I’m trying to save a serialized tensorRT optimized model using torch_tensorrt from one environment and then load it in another environment (different GPUs. one has Quadro M1000M, and another has Tesla P100.
In both environments I don’t have full sudo control where I can install whatever I want (i.e. can’t change nvidia driver), but I am able to install different cuda toolkits locally, same with pip installs with wheels.
I have tried:
env #1 =
Tesla P100,
Nvidia driver 460,
CUDA 11.3 (checked via torch.version.cuda). nvidia-smi shows 11.2. has many cuda versions installed from 10.2 to 11.4
CuDNN 8.2.1.32
TensorRT 8.2.1.8
Torch_TensorRT 1.0.0
Pytorch 1.10.1+cu113 (conda installed)
env #2 =
Quadro M1000M
Nvidia driver 455
CUDA 11.3(checked via torch.version.cuda, backwards compatibilty mode I believe, but technically 11.3 requires 460+ nvidia driver according to the compatibility table). nvidia-smi shows 11.1. has 10.2 version available aside from 11.3 I installed.
CuDNN 8.2.1.32
TensorRT 8.2.1.8
Torch_TensorRT 1.0.0
Pytorch 1.10.1+cu113 (pip installed)
So as you can see the only difference is really the GPU and the NVIDIA driver (455 vs 460).
Is this supposed to work?
On env#1, I can torch_tensorrt compile any models
On env#2, I run into issues if I try to compile any slightly complex models (i.e. resnet34) where it says:
WARNING: [Torch-TensorRT] - Dilation not used in Max pooling converter
WARNING: [Torch-TensorRT TorchScript Conversion Context] - TensorRT was linked against cuBLAS/cuBLAS LT 11.6.3 but loaded cuBLAS/cuBLAS LT 11.5.1
ERROR: [Torch-TensorRT TorchScript Conversion Context] - 1: [wrapper.cpp::plainGemm::197] Error Code 1: Cublas (CUBLAS_STATUS_NOT_SUPPORTED)

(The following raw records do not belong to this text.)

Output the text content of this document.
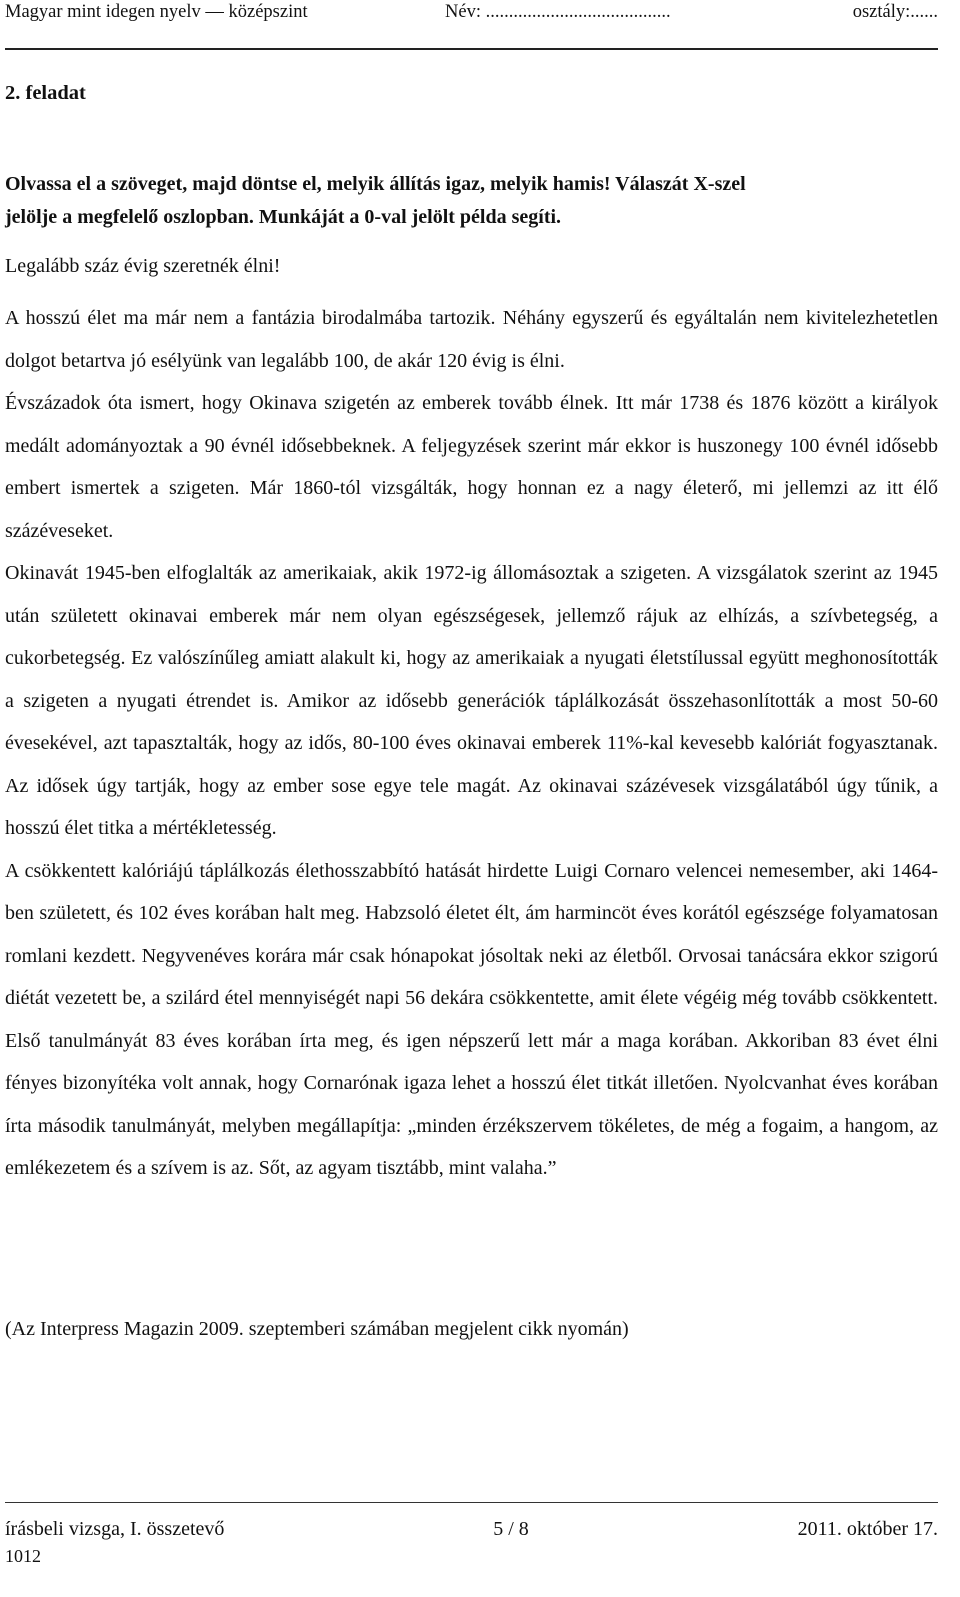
Magyar mint idegen nyelv — középszint	Név: ........................................	osztály:......
2. feladat

Olvassa el a szöveget, majd döntse el, melyik állítás igaz, melyik hamis! Válaszát X-szel

jelölje a megfelelő oszlopban. Munkáját a 0-val jelölt példa segíti.

Legalább száz évig szeretnék élni!

A hosszú élet ma már nem a fantázia birodalmába tartozik. Néhány egyszerű és egyáltalán nem kivitelezhetetlen dolgot betartva jó esélyünk van legalább 100, de akár 120 évig is élni.

Évszázadok óta ismert, hogy Okinava szigetén az emberek tovább élnek. Itt már 1738 és 1876 között a királyok medált adományoztak a 90 évnél idősebbeknek. A feljegyzések szerint már ekkor is huszonegy 100 évnél idősebb embert ismertek a szigeten. Már 1860-tól vizsgálták, hogy honnan ez a nagy életerő, mi jellemzi az itt élő százéveseket.

Okinavát 1945-ben elfoglalták az amerikaiak, akik 1972-ig állomásoztak a szigeten. A vizsgálatok szerint az 1945 után született okinavai emberek már nem olyan egészségesek, jellemző rájuk az elhízás, a szívbetegség, a cukorbetegség. Ez valószínűleg amiatt alakult ki, hogy az amerikaiak a nyugati életstílussal együtt meghonosították a szigeten a nyugati étrendet is. Amikor az idősebb generációk táplálkozását összehasonlították a most 50-60 évesekével, azt tapasztalták, hogy az idős, 80-100 éves okinavai emberek 11%-kal kevesebb kalóriát fogyasztanak. Az idősek úgy tartják, hogy az ember sose egye tele magát. Az okinavai százévesek vizsgálatából úgy tűnik, a hosszú élet titka a mértékletesség.

A csökkentett kalóriájú táplálkozás élethosszabbító hatását hirdette Luigi Cornaro velencei nemesember, aki 1464-ben született, és 102 éves korában halt meg. Habzsoló életet élt, ám harmincöt éves korától egészsége folyamatosan romlani kezdett. Negyvenéves korára már csak hónapokat jósoltak neki az életből. Orvosai tanácsára ekkor szigorú diétát vezetett be, a szilárd étel mennyiségét napi 56 dekára csökkentette, amit élete végéig még tovább csökkentett. Első tanulmányát 83 éves korában írta meg, és igen népszerű lett már a maga korában. Akkoriban 83 évet élni fényes bizonyítéka volt annak, hogy Cornarónak igaza lehet a hosszú élet titkát illetően. Nyolcvanhat éves korában írta második tanulmányát, melyben megállapítja: „minden érzékszervem tökéletes, de még a fogaim, a hangom, az emlékezetem és a szívem is az. Sőt, az agyam tisztább, mint valaha.”

(Az Interpress Magazin 2009. szeptemberi számában megjelent cikk nyomán)
írásbeli vizsga, I. összetevő	5 / 8	2011. október 17.
1012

ERROR: [Torch-TensorRT TorchScript Conversion Context] - 2: [builder.cpp::buildSerializedNetwork::609] Error Code 2: Internal Error (Assertion enginePtr != nullptr failed. )
If I try to “torch.jit.load” any model made in env #1 (even the simplest ones like a model with 1 conv2d layer) on env #2, I get the following error msg:
~/.local/lib/python3.6/site-packages/torch/jit/_serialization.py in load(f, map_location, _extra_files)
159 cu = torch._C.CompilationUnit()
160 if isinstance(f, str) or isinstance(f, pathlib.Path):
→ 161 cpp_module = torch._C.import_ir_module(cu, str(f), map_location, _extra_files)
162 else:
163 cpp_module = torch._C.import_ir_module_from_buffer(
RuntimeError: [Error thrown at core/runtime/TRTEngine.cpp:44] Expected most_compatible_device to be true but got false
No compatible device was found for instantiating TensorRT engine
Based on the raised warnings and errors, I would recommend to create an issue in the Torch-TensorRT GitHub repository so that the devs could try to debug the issues.